Anyone from Philips care of offer insights?

Friday, January 02, 2015

2015 - not a new year resolution: a message for conference producers

2015 is here. Happy New Year!

I don’t really go in for new years resolutions but if I did it would be the same one I have had for the last two years: Go to fewer conferences.

In 2014 I went to 10 conference, and spoke at 9 of them.

Which is an improvement on 2013 when I attended 12 and spoke at 11 - although I ran a workshop at the twelfth.

The first call for papers of the year is already in my mailbox - BCS SPA - and I’m going to ignore it. Not because it isn’t a good conference but because I have to start somewhere.

I already have two conferences in the diary for 2015 - NorDevCon in February and DevWeek in March. And I’ll probably speak at Agile on the Beach and attend EuroPLoP so that is four already.

(Plus some local/user group events, I count them separately.)

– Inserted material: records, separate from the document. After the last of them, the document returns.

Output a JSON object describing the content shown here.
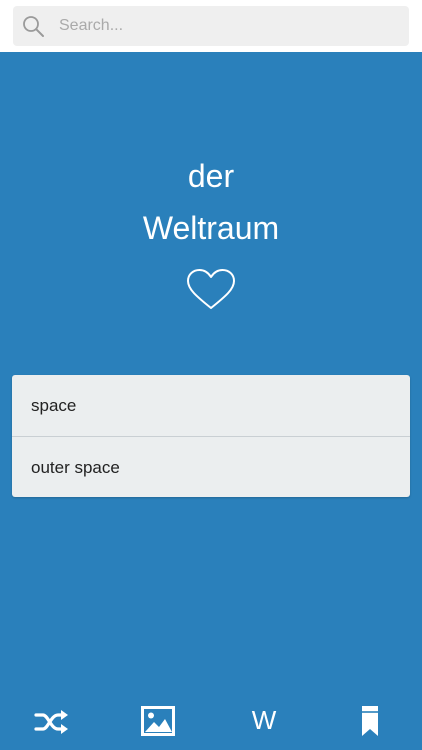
{
  "search": {
    "placeholder": "Search..."
  },
  "entry": {
    "article": "der",
    "word": "Weltraum"
  },
  "translations": [
    "space",
    "outer space"
  ],
  "bottom_nav": {
    "shuffle_icon": "shuffle-icon",
    "image_icon": "image-icon",
    "wiki_label": "W",
    "bookmark_icon": "bookmark-icon"
  },
  "colors": {
    "background": "#2a80bb",
    "card": "#ebeeef",
    "topbar": "#ffffff",
    "search_field": "#efefef"
  }
}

So, if you are a conference organiser/producer and you would like me to speak at your conference the best way of getting me is: ask me directly. Part of the reason for cutting down on conferences is to cut down on the time it takes to complete call for paper submissions.

(Organisers of local groups and user groups always ask directly and I almost always say yes. In fact I often prefer these events to conferences.)

Right: now I’ve gone public with this “not a resolution” I hope I’ll have a better chance of keeping it.